Interessant ist, dass die ersten Formen liberalen Staatsdenkens auf die Verknüpfung – sozialliberaler und konservativer – konsistenter Bedingungen geachtet haben. Der Republikanismus der ‚Federalist Papers‘ beruht auf der (bei Locke und Burke gelernten) Einsicht, dass reflexive politische Freiheit mit dem Recht auf materiale Selbsterhaltung einhergehen muss.

Die Annihilierung dieses Rechts – in England durch die Enteignung der Kleinbauern, in den USA durch sukzessive Verschiebung des ‚land-ownership‘-Narrativs von der Existenzbedingung zur Ware (eine analoge Entwicklung zum Konzept der ‚Arbeit‘) gegen Ende des 19. Jh. – führt zu einem konservativen Trauma des Gebietsverlusts und zur Verwandlung konservativer in altliberale Positionen.

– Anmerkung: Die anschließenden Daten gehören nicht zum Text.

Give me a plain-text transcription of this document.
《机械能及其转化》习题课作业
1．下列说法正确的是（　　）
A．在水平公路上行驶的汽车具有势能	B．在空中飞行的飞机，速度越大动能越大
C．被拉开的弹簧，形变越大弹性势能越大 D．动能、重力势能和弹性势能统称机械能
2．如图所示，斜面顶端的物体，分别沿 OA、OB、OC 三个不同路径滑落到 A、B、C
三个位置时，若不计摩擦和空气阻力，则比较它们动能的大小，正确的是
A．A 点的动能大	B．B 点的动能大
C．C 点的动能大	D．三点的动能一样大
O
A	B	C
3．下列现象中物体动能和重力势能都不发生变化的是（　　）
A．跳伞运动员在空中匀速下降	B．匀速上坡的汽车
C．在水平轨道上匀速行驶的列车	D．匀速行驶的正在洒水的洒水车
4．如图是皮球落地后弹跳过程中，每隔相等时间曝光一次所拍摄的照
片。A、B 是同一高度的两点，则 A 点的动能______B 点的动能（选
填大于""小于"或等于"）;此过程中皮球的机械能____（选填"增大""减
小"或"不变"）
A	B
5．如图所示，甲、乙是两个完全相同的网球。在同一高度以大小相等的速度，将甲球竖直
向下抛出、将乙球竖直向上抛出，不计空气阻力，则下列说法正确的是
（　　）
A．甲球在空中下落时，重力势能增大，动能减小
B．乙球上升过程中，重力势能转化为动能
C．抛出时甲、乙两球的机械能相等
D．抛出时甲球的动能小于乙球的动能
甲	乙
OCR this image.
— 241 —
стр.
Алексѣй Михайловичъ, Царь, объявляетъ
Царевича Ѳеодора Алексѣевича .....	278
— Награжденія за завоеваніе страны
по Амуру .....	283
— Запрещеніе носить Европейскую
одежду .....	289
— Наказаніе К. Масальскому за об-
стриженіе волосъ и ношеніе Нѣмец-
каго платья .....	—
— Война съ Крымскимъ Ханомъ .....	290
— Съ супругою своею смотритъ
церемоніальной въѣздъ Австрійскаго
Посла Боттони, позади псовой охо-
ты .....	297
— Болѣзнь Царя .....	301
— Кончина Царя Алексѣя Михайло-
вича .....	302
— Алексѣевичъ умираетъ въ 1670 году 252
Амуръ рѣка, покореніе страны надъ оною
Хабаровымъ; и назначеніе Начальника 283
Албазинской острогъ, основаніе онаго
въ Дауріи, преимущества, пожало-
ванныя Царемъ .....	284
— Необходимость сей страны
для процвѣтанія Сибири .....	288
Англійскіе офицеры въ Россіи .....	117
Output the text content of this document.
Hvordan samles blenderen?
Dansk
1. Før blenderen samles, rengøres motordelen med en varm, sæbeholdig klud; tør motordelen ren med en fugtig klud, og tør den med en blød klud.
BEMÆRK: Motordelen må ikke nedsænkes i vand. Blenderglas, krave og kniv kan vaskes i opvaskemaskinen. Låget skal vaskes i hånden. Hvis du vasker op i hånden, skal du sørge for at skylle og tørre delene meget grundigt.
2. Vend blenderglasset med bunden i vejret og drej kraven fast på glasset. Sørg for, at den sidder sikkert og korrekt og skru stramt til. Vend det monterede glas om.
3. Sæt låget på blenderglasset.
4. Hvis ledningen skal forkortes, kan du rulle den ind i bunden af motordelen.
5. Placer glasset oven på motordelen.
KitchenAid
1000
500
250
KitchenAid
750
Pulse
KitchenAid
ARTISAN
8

Und die Konsequenz daraus – dass der besitzlose politisch freie Bürger erpressbar wird – führt zum ewigen ‚linken‘ Narrativ der ‚Ausbeutung‘ durch das ‚internationale Kapital‘ und zum Wechselspiel von Arbeitskampf und sozialliberalem Klassenkompromiss.

Der neoliberale Kapitalismus wäre so ein Hybrid aus konservativ-autoritären Steuerungselementen und liberaler Ideologie. Er benutzt die Idee des Liberalismus von der Erweiterung der Möglichkeiten, um diese für seine Zwecke einzusetzen. Und er benutzt konservative Elemente, um diejenigen liberalen Bereiche abzuschaffen und zu ersetzen, die seine Profitmaximierung behindern.

Beide Seiten, ‚Linke‘ wie ‚Rechte‘, wären dann auch deswegen Feinde, weil sie sich wechselseitig an eine Wirtschaft verraten, die sie – nach Welt- und Geschäftslage – für die Durchsetzung des jeweils opportunen Verständnisses von Staat und Gesellschaft instrumentalisiert. Und diese Wirtschaft wiederum wäre keineswegs gesteuert von irgendwelchen finsteren Hintermännern – sondern nur berauscht und geblendet durch die Selbstauslegung, der ‚freie Markt‘ sei die letztgültige Form humanistischer Moral.